Chega ao fim a greve dos professores do Estado

    Divulgação / FS

    Os professores da rede estadual de ensino decidiram finalizar a greve da categoria, que se estendeu por 53 dias. Isso após assembleia, ontem à tarde, em Porto Alegre. Assim, retornam às aulas na segunda-feira, após a greve mais longa dos últimos 25 anos.

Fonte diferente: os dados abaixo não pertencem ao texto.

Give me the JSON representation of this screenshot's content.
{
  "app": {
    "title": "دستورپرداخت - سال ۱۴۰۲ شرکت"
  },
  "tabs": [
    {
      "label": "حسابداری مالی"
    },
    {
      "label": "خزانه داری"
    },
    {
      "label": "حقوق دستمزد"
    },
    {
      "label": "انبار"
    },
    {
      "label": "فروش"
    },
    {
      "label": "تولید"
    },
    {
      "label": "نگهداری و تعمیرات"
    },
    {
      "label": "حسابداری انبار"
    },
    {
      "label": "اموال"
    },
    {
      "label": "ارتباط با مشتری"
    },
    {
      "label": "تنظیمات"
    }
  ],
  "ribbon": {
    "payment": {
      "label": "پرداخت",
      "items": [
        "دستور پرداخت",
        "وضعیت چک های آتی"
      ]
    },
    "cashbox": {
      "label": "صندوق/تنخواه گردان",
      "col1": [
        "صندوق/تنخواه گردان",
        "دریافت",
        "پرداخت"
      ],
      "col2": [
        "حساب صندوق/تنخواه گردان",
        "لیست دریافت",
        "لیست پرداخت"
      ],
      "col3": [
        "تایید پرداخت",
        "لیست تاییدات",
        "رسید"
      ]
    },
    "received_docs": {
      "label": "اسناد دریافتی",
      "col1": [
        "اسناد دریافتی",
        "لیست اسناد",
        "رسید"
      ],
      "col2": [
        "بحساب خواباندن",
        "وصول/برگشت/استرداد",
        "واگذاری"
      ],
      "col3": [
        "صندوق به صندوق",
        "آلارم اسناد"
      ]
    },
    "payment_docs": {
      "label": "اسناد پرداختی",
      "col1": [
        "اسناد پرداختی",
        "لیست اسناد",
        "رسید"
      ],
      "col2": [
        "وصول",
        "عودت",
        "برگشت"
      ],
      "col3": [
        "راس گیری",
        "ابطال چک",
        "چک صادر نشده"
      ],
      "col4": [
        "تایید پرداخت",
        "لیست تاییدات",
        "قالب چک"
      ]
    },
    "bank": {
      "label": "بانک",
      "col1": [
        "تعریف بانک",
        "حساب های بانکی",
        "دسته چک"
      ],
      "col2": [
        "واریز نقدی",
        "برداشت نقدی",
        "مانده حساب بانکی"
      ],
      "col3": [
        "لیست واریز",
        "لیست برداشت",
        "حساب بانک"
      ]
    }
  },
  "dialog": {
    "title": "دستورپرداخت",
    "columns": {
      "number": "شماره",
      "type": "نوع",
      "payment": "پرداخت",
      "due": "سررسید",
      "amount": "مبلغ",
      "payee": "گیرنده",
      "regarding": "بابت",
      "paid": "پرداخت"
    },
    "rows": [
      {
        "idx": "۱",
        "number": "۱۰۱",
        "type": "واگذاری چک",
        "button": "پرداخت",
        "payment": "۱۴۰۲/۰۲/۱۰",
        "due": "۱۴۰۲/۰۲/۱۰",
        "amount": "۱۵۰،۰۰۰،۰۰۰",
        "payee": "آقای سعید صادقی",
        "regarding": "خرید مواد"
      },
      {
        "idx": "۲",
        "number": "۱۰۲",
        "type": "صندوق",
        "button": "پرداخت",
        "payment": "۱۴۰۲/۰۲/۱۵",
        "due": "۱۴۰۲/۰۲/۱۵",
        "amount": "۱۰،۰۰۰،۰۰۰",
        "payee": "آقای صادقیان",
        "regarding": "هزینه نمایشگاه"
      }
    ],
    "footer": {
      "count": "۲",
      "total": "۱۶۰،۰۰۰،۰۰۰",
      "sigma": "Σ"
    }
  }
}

    Os docentes defenderam que é o momento de fortalecer as mobilizações. “Com muita coragem e prudência, vamos suspender a greve. É um recuo tático para voltarmos com muito mais força contra este governo intransigente e autoritário. Essa greve foi histórica, pois, pela primeira vez no Estado, conquistamos o apoio da comunidade escolar”, destacou a presidente do Cpers, Helenir Aguiar Schürer. A fala faz referência à ocupação de 200 escolas no Rio Grande do Sul, logo nas primeiras semanas de greve.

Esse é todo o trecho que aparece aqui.